Researchers have found that a single dose of a particular human antibody can successfully prevent death in mice who have been infected with the Zika virus. Moreover, the antibody protected mouse fetuses from the effects of Zika. The research, published in the November 7th Nature journal, could represent a breakthrough in the fight against Zika.
When a mother is infected with the Zika virus, babies infected in utero can develop microcephaly – an abnormally small head. Zika had spread across Brazil, Central America, and Mexico by the start of 2016, spreading to parts of the United States over the summer. In places such as Brazil, the virus left behind a trail of devastation, with thousands of babies diagnosed with microcephaly there by June of 2016. Many of the children born with microcephaly have developed respiratory problems as a result of Zika. Some of these respiratory issues have proven fatal.
On Monday, researchers from the Washington University School of Medicine in St. Louis and Vanderbilt University School of Medicine published their research showing that a human antibody, called ZIKV-117, prevents the transfer of the virus to fetuses in mice.
Michael Diamond, MD, PhD, and one of the study’s senior authors, explained “This is the first antiviral that has been shown to work in pregnancy to protect developing fetuses from Zika virus. This is proof of principle that Zika virus during pregnancy is treatable, and we already have a human antibody that treats it, at least in mice.”

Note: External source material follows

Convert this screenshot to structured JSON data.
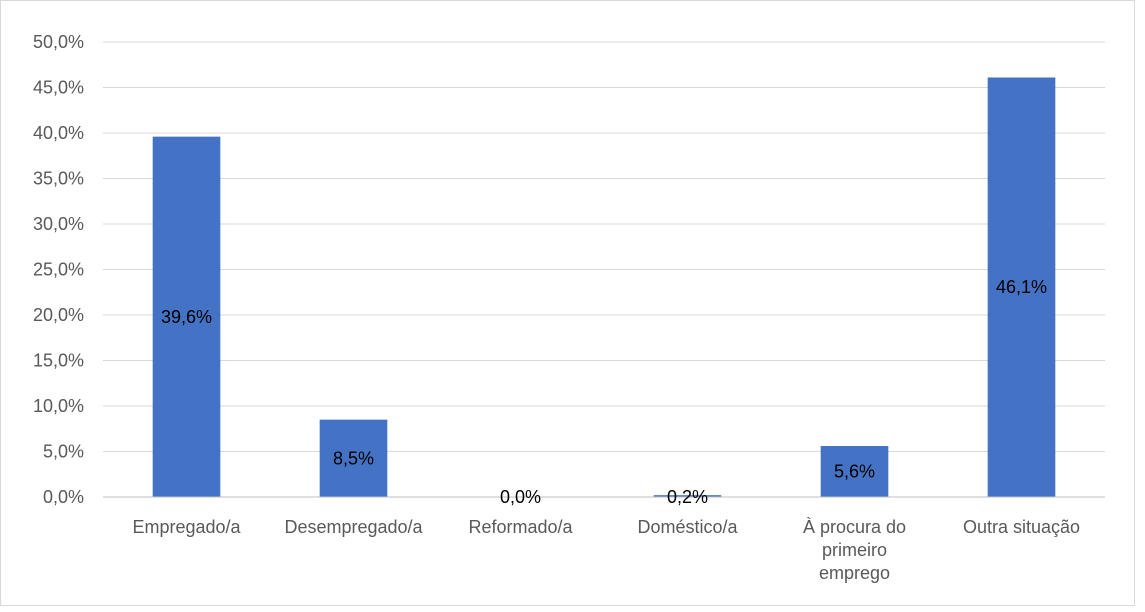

The researchers, including Diamond and co-senior author James Crowe Jr., MD, of Vanderbilt, screened 28 antibodies from people who had been infected with Zika and recovered successfully. One of these antibodies, ZIKV-117, neutralized all five Zika strains in the lab setting. The researchers also gave the antibody to pregnant mice – some one day before, and some one day after they were infected with the Zika virus. In both scenarios, the antibody reduced levels of Zika in the pregnant mice and in their fetuses.
“These naturally occurring antibodies isolated from humans represent the first medical intervention that prevents Zika infection and damage to fetuses,” Crowe explained.
Placentas from the treated female mice also appeared to be healthy, while those from untreated females showed damage to the placental structure. This damage can slow fetal growth and lead to fetal death, both of which are associated with the Zika virus in humans.
Further research which show how successful this antibody will be in creating a treatment or vaccine.
“We know that Zika can persist in certain parts of the body, such as the eyes and the testes, where it can cause long-term damage, at least in mice. We showed that the antibody can prevent disease, and now we want to know whether it can clear persistent infection from those parts of the body.”